After President Chen Shui-bian (陳水扁) spoke of a "soft coup d'etat," everyone has been rushing around madly looking for evidence either to prove or disprove the accusation. Numerous retired generals have come forward to clarify their position on the issue. Campaign tactics obviously play a part in all of this, but the shock to the military of the whole episode has been educational, and behind this experience hovers the question of nationalization of the military and reform of the national defense system.

Both former president Lee Teng-hui (李登輝) and Chen have had tense relations with the military leadership. The nature of presidential and military leadership places a premium on loyalty. But in terms of their political loyalty and their social backgrounds, they might as well be from different worlds.

The president is the commander-in-chief of the military, and members are all required to swear loyalty to him. But the military and the president continue to be suspicious of each other and seek opportunities to test each other.

When former minister of national defense Tang Yao-ming (湯曜明) submitted his resignation immediately after the presidential election, his actions did not seem to meet the criteria of total loyalty to the country, for what the political situation required at the time was for the military to feel secure. As commander-in-chief, it is not difficult to imagine what Chen thought of Tang's action.

Many senior generals who were given their high office by Lee eventually turned against him, including the head of the presidential bodyguard. This set a bad precedent. Some of these generals believed they had a citizen's right to express their political opinion, and since Taiwan is not a fully mature democratic society, a serving four-star officer is able to serve as vice-chairman of a political party.

The participation of military figures in politics still casts a shadow over Taiwan's political scene, and their opposition to Lee and their attitude to Chen have also been a shocking lesson. This shadow that nobody wants to name directly is also present in the US arms sale issue. The political opinions and affiliation of many generals in the military has led the US to be cautious about selling high-tech weapons to Taiwan. The current arms procurement issue has underlined the seriousness of this problem. So when a small number of opposition legislators with close ties to the military come out publicly against arms procurement, the political message they are broadcasting is one that is very detrimental to the military. But looking at the issue calmly, Taiwan already has a solid foundation in the military's nationalization, and the "soft coup" is really just political rhetoric and not really about a coup at all.
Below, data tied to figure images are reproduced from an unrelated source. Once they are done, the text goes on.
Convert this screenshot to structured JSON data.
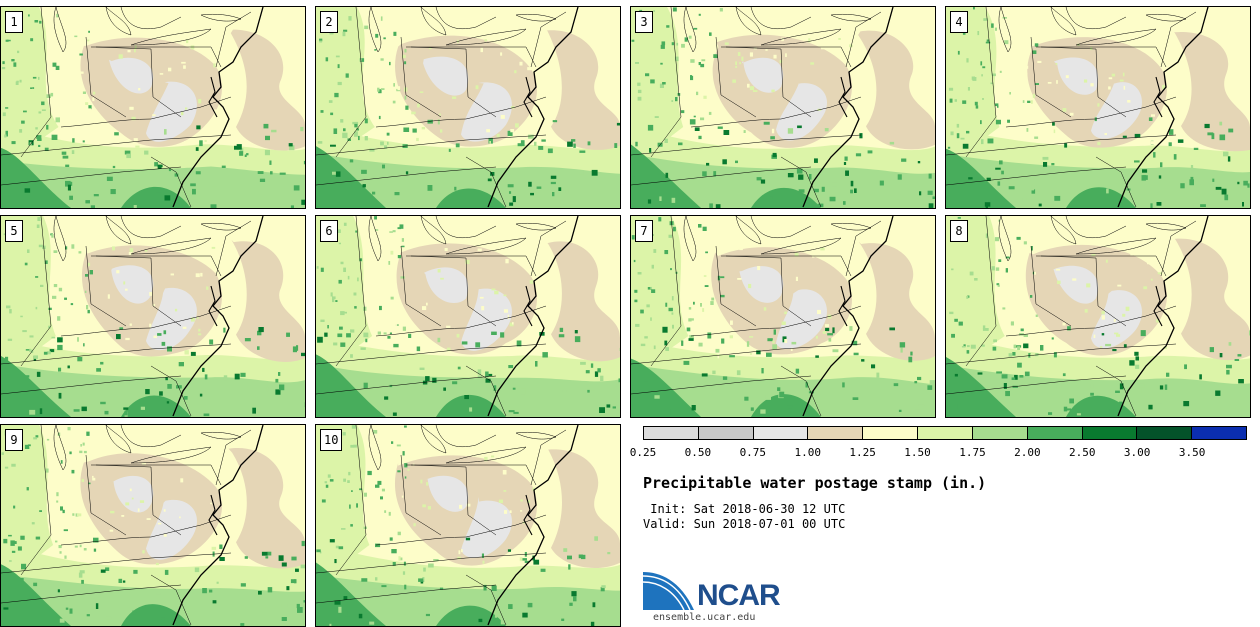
{
  "panels": [
    {
      "label": "1"
    },
    {
      "label": "2"
    },
    {
      "label": "3"
    },
    {
      "label": "4"
    },
    {
      "label": "5"
    },
    {
      "label": "6"
    },
    {
      "label": "7"
    },
    {
      "label": "8"
    },
    {
      "label": "9"
    },
    {
      "label": "10"
    }
  ],
  "legend": {
    "title": "Precipitable water postage stamp (in.)",
    "init": " Init: Sat 2018-06-30 12 UTC",
    "valid": "Valid: Sun 2018-07-01 00 UTC",
    "ticks": [
      "0.25",
      "0.50",
      "0.75",
      "1.00",
      "1.25",
      "1.50",
      "1.75",
      "2.00",
      "2.50",
      "3.00",
      "3.50"
    ],
    "colors": [
      "#dcdcdc",
      "#c8c8c8",
      "#e6e6e6",
      "#e5d6b6",
      "#fdfdc9",
      "#dcf4a8",
      "#a6dd8f",
      "#48ad5c",
      "#097a2f",
      "#04532a",
      "#0b2eb0"
    ]
  },
  "logo": {
    "name": "NCAR",
    "url": "ensemble.ucar.edu"
  }
}
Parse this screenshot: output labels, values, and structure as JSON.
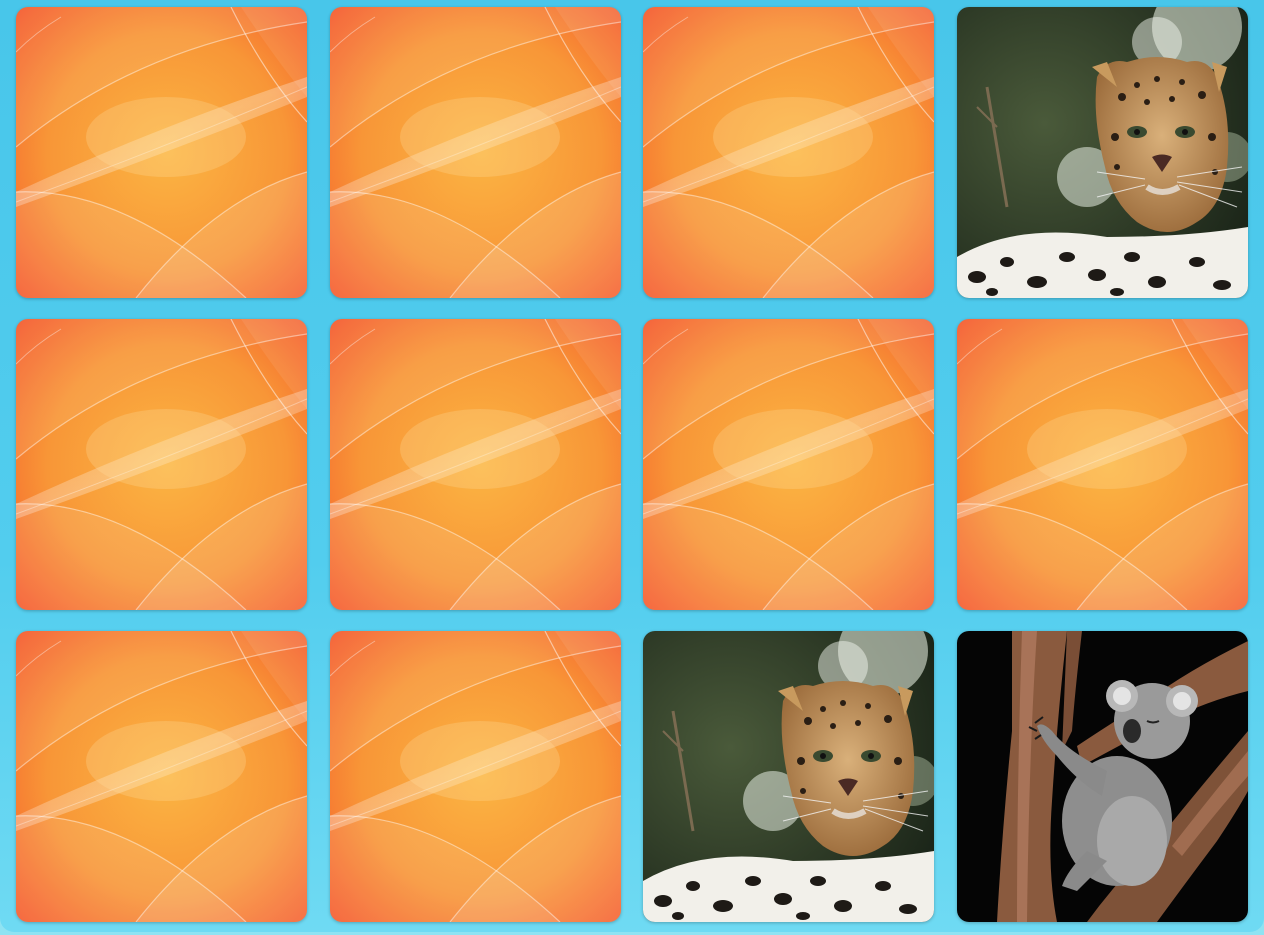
{
  "game": {
    "name": "memory-match",
    "columns": 4,
    "rows": 3,
    "cards": [
      {
        "state": "face-down",
        "image": "card-back"
      },
      {
        "state": "face-down",
        "image": "card-back"
      },
      {
        "state": "face-down",
        "image": "card-back"
      },
      {
        "state": "face-up",
        "image": "leopard"
      },
      {
        "state": "face-down",
        "image": "card-back"
      },
      {
        "state": "face-down",
        "image": "card-back"
      },
      {
        "state": "face-down",
        "image": "card-back"
      },
      {
        "state": "face-down",
        "image": "card-back"
      },
      {
        "state": "face-down",
        "image": "card-back"
      },
      {
        "state": "face-down",
        "image": "card-back"
      },
      {
        "state": "face-up",
        "image": "leopard"
      },
      {
        "state": "face-up",
        "image": "koala"
      }
    ]
  },
  "colors": {
    "board_background": "#4ccbed",
    "card_back_center": "#fbb447",
    "card_back_edge": "#f65a2a",
    "card_back_highlight": "#ffd3a0"
  }
}
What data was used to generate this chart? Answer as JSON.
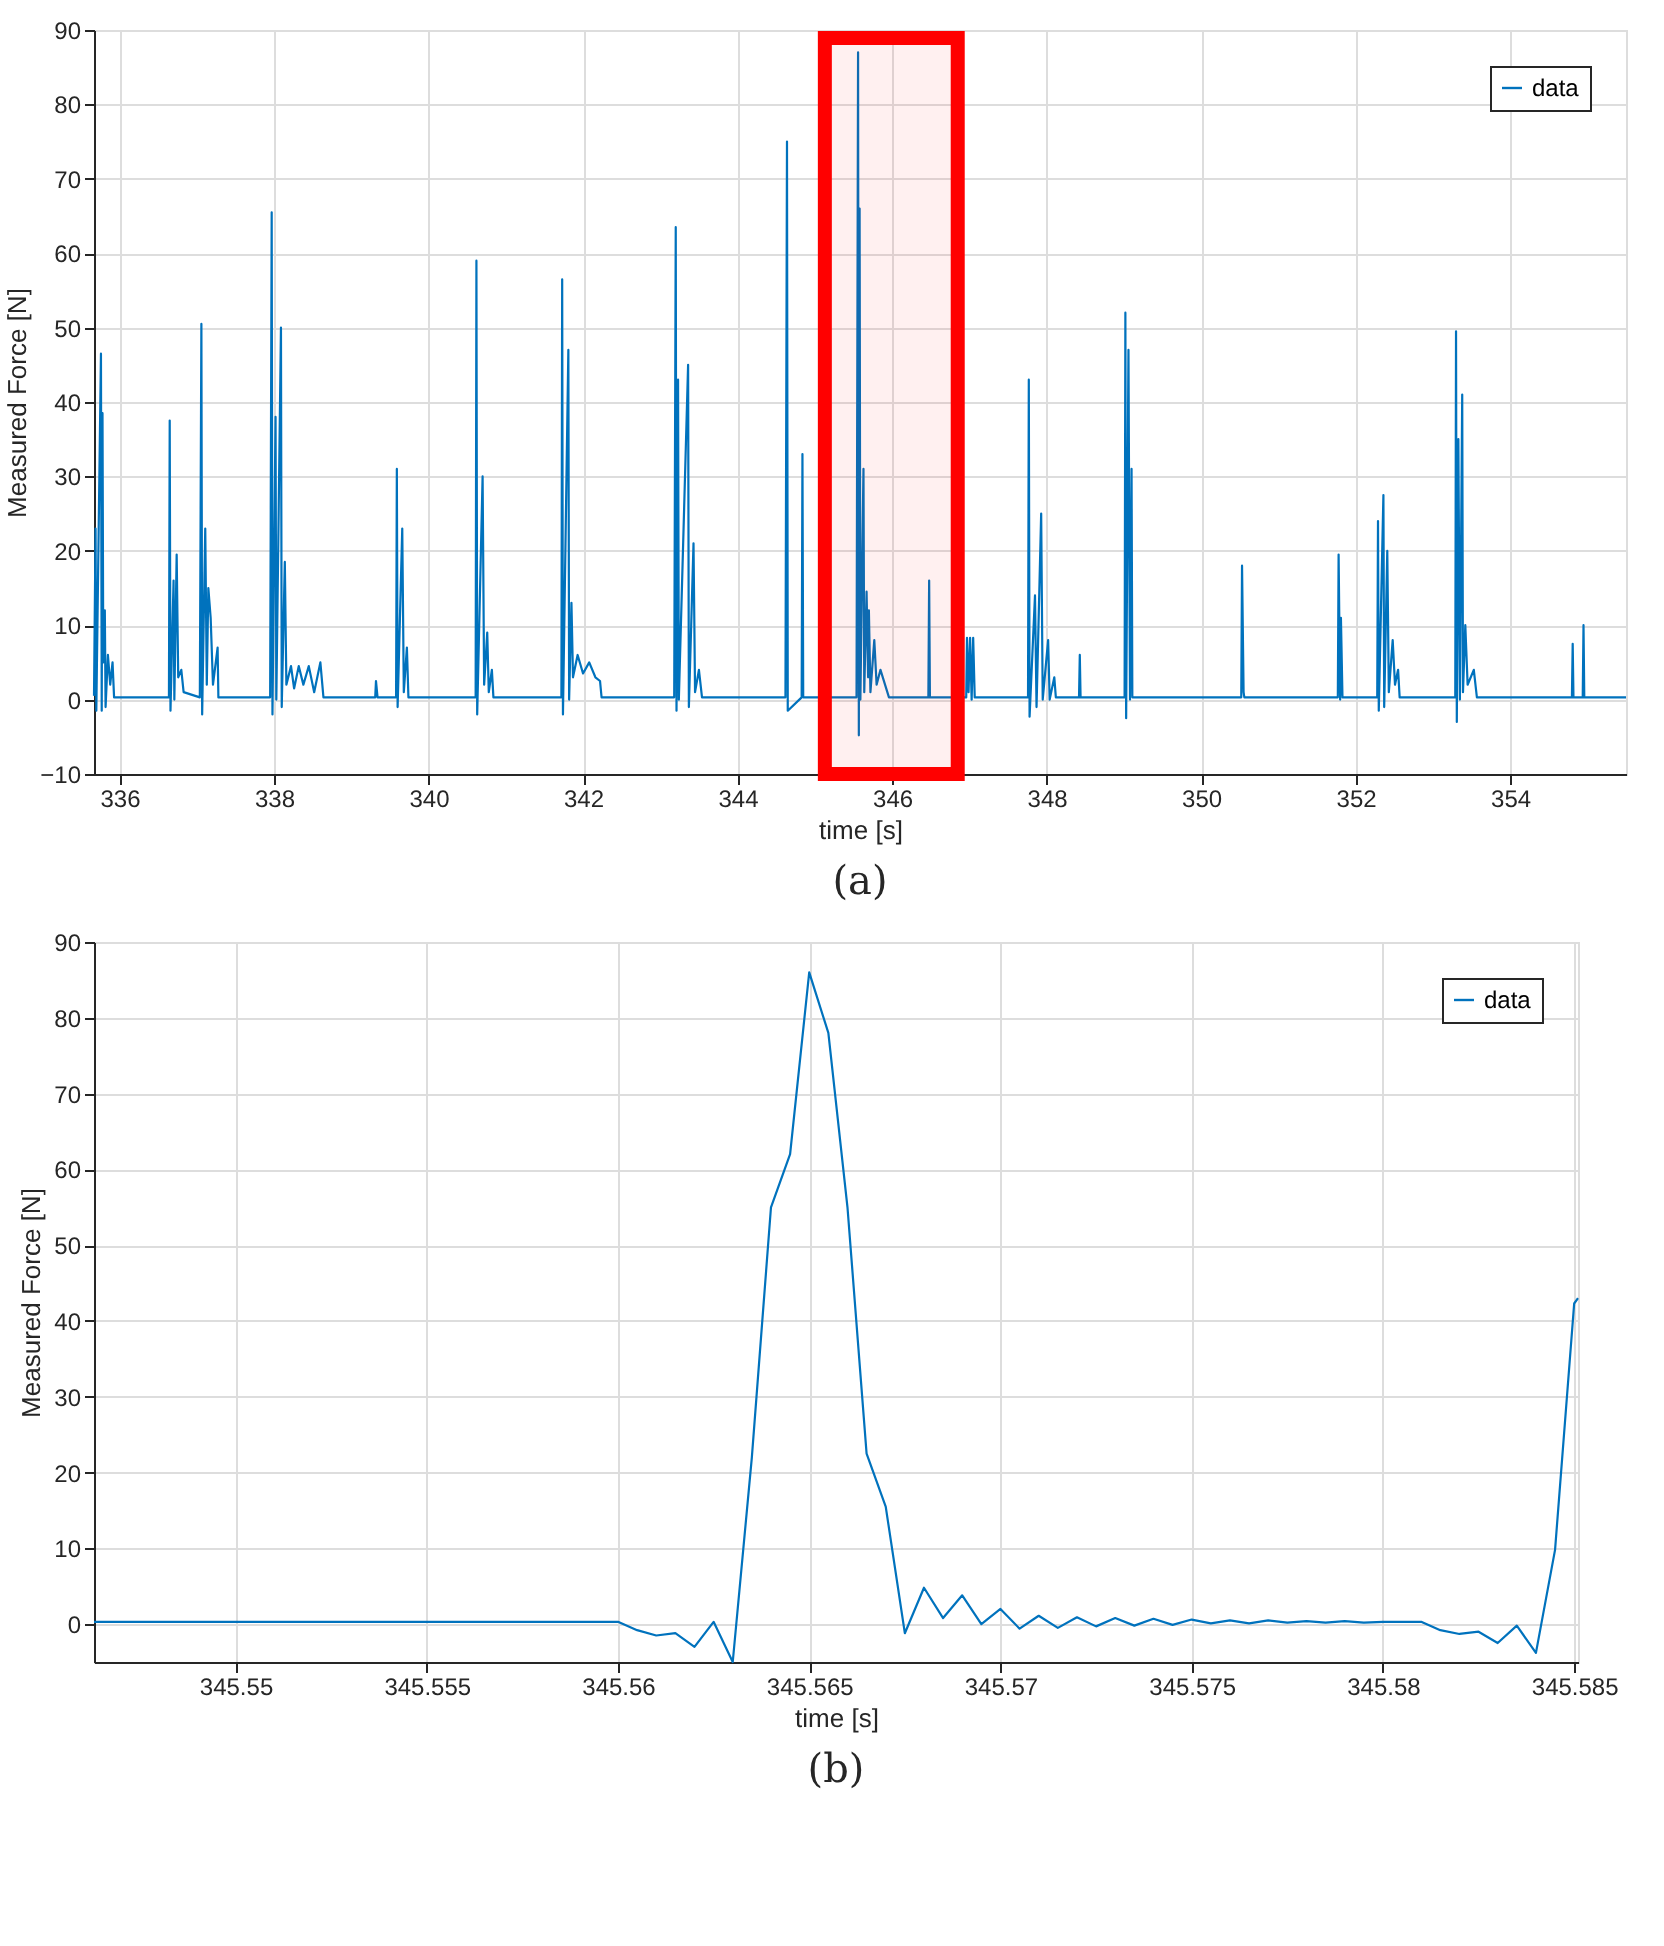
{
  "chart_data": [
    {
      "type": "line",
      "xlabel": "time [s]",
      "ylabel": "Measured Force [N]",
      "annotations": [
        "(a)"
      ],
      "xlim": [
        335.67,
        355.5
      ],
      "ylim": [
        -10,
        90
      ],
      "xticks": [
        336,
        338,
        340,
        342,
        344,
        346,
        348,
        350,
        352,
        354
      ],
      "yticks": [
        -10,
        0,
        10,
        20,
        30,
        40,
        50,
        60,
        70,
        80,
        90
      ],
      "grid": true,
      "legend": "top right",
      "marker": "none",
      "line_style": "solid",
      "bands": [
        {
          "axis": "x",
          "from": 345.13,
          "to": 346.85,
          "color": "#ff0000"
        }
      ],
      "series": [
        {
          "name": "data",
          "color": "#0072bd",
          "x": [
            335.67,
            335.69,
            335.7,
            335.76,
            335.77,
            335.78,
            335.79,
            335.81,
            335.82,
            335.85,
            335.88,
            335.91,
            335.93,
            336.64,
            336.65,
            336.66,
            336.7,
            336.71,
            336.74,
            336.76,
            336.8,
            336.83,
            337.04,
            337.06,
            337.07,
            337.11,
            337.13,
            337.15,
            337.18,
            337.21,
            337.27,
            337.28,
            337.95,
            337.97,
            337.98,
            338.02,
            338.03,
            338.09,
            338.1,
            338.14,
            338.16,
            338.22,
            338.26,
            338.32,
            338.38,
            338.45,
            338.52,
            338.6,
            338.64,
            339.31,
            339.32,
            339.34,
            339.58,
            339.59,
            339.6,
            339.66,
            339.68,
            339.72,
            339.74,
            340.61,
            340.62,
            340.63,
            340.7,
            340.72,
            340.76,
            340.78,
            340.82,
            340.84,
            341.72,
            341.73,
            341.74,
            341.81,
            341.82,
            341.85,
            341.87,
            341.93,
            342.0,
            342.08,
            342.16,
            342.22,
            342.24,
            343.18,
            343.2,
            343.21,
            343.23,
            343.24,
            343.36,
            343.37,
            343.43,
            343.45,
            343.5,
            343.54,
            344.62,
            344.64,
            344.65,
            344.83,
            344.84,
            344.85,
            345.54,
            345.56,
            345.57,
            345.58,
            345.59,
            345.63,
            345.64,
            345.67,
            345.69,
            345.7,
            345.72,
            345.77,
            345.8,
            345.85,
            345.96,
            346.47,
            346.48,
            346.49,
            346.96,
            346.97,
            346.99,
            347.01,
            347.03,
            347.05,
            347.07,
            347.76,
            347.77,
            347.78,
            347.85,
            347.87,
            347.93,
            347.95,
            348.02,
            348.04,
            348.1,
            348.12,
            348.42,
            348.43,
            348.44,
            349.01,
            349.02,
            349.03,
            349.06,
            349.08,
            349.1,
            349.11,
            350.52,
            350.53,
            350.55,
            350.56,
            351.77,
            351.78,
            351.8,
            351.81,
            351.83,
            352.28,
            352.29,
            352.3,
            352.36,
            352.37,
            352.41,
            352.43,
            352.48,
            352.51,
            352.55,
            352.57,
            353.29,
            353.3,
            353.31,
            353.33,
            353.35,
            353.38,
            353.39,
            353.42,
            353.45,
            353.53,
            353.57,
            354.8,
            354.81,
            354.82,
            354.94,
            354.95,
            354.96,
            355.5
          ],
          "values": [
            0.5,
            23,
            -1.5,
            46.5,
            -1.5,
            38.5,
            5,
            12,
            -1,
            6,
            2,
            5,
            0.3,
            0.3,
            37.5,
            -1.5,
            16,
            0,
            19.5,
            3,
            4,
            1,
            0.3,
            50.5,
            -2,
            23,
            2,
            15,
            11,
            2,
            7,
            0.3,
            0.3,
            65.5,
            -2,
            38,
            0,
            50,
            -1,
            18.5,
            2,
            4.5,
            1.5,
            4.5,
            2,
            4.5,
            1,
            5,
            0.3,
            0.3,
            2.5,
            0.3,
            0.3,
            31,
            -1,
            23,
            1,
            7,
            0.3,
            0.3,
            59,
            -2,
            30,
            2,
            9,
            1,
            4,
            0.3,
            0.3,
            56.5,
            -2,
            47,
            0,
            13,
            3,
            6,
            3.5,
            5,
            3,
            2.5,
            0.3,
            0.3,
            63.5,
            -1.5,
            43,
            0,
            45,
            -1,
            21,
            1,
            4,
            0.3,
            0.3,
            75,
            -1.5,
            0.3,
            33,
            0.3,
            0.3,
            87,
            -4.8,
            66,
            0,
            31,
            1,
            14.5,
            3,
            12,
            1,
            8,
            2,
            4,
            0.3,
            0.3,
            16,
            0.3,
            0.3,
            8.3,
            1,
            8.3,
            0,
            8.3,
            0.3,
            0.3,
            43,
            -2.3,
            14,
            -1,
            25,
            0,
            8,
            0,
            3,
            0.3,
            0.3,
            6,
            0.3,
            0.3,
            52,
            -2.5,
            47,
            0,
            31,
            0.3,
            0.3,
            18,
            1,
            0.3,
            0.3,
            19.5,
            0,
            11,
            0.3,
            0.3,
            24,
            -1.5,
            27.5,
            -1,
            20,
            1,
            8,
            2,
            4,
            0.3,
            0.3,
            49.5,
            -3,
            35,
            0,
            41,
            1,
            10,
            2,
            4,
            0.3,
            0.3,
            7.5,
            0.3,
            0.3,
            10,
            0.3,
            0.3
          ]
        }
      ]
    },
    {
      "type": "line",
      "xlabel": "time [s]",
      "ylabel": "Measured Force [N]",
      "annotations": [
        "(b)"
      ],
      "xlim": [
        345.5463,
        345.5851
      ],
      "ylim": [
        -5,
        90
      ],
      "xticks": [
        345.55,
        345.555,
        345.56,
        345.565,
        345.57,
        345.575,
        345.58,
        345.585
      ],
      "yticks": [
        0,
        10,
        20,
        30,
        40,
        50,
        60,
        70,
        80,
        90
      ],
      "grid": true,
      "legend": "top right",
      "marker": "none",
      "line_style": "solid",
      "series": [
        {
          "name": "data",
          "color": "#0072bd",
          "x": [
            345.5463,
            345.55,
            345.555,
            345.56,
            345.5605,
            345.561,
            345.5615,
            345.562,
            345.5625,
            345.563,
            345.5635,
            345.564,
            345.5645,
            345.565,
            345.5655,
            345.566,
            345.5665,
            345.567,
            345.5675,
            345.568,
            345.5685,
            345.569,
            345.5695,
            345.57,
            345.5705,
            345.571,
            345.5715,
            345.572,
            345.5725,
            345.573,
            345.5735,
            345.574,
            345.5745,
            345.575,
            345.5755,
            345.576,
            345.5765,
            345.577,
            345.5775,
            345.578,
            345.5785,
            345.579,
            345.5795,
            345.58,
            345.5805,
            345.581,
            345.5815,
            345.582,
            345.5825,
            345.583,
            345.5835,
            345.584,
            345.5845,
            345.585,
            345.5851
          ],
          "values": [
            0.3,
            0.3,
            0.3,
            0.3,
            -0.8,
            -1.5,
            -1.2,
            -3,
            0.3,
            -5,
            22,
            55,
            62,
            86,
            78,
            55,
            22.5,
            15.5,
            -1.2,
            4.8,
            0.8,
            3.8,
            0,
            2,
            -0.6,
            1.1,
            -0.5,
            0.9,
            -0.3,
            0.8,
            -0.2,
            0.7,
            -0.1,
            0.6,
            0.1,
            0.5,
            0.1,
            0.5,
            0.2,
            0.4,
            0.2,
            0.4,
            0.2,
            0.3,
            0.3,
            0.3,
            -0.8,
            -1.3,
            -1,
            -2.5,
            -0.2,
            -3.8,
            9.8,
            42.3,
            43
          ]
        }
      ]
    }
  ]
}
The problem lies with a number of senior officers, whose careers were made largely during the period of the one-party state, and whose loyalty to the Chinese Nationalist Party (KMT) is considerably greater than to democracy. In contrast, the new generation of officers emphasize professionalism and are far more interested in the reform of the national defense structure.

The three branches of the armed services have different cultures and traditions. They have different characteristics and a degree of chauvinism is unavoidable. But in time of war, the mission and training of the three branches must be closely knit. A practical problem is that very few civil administrators are familiar with national defense issues and there is a lack of common experience and cooperation between military personnel and civilians, although in recent years there have been major improvements.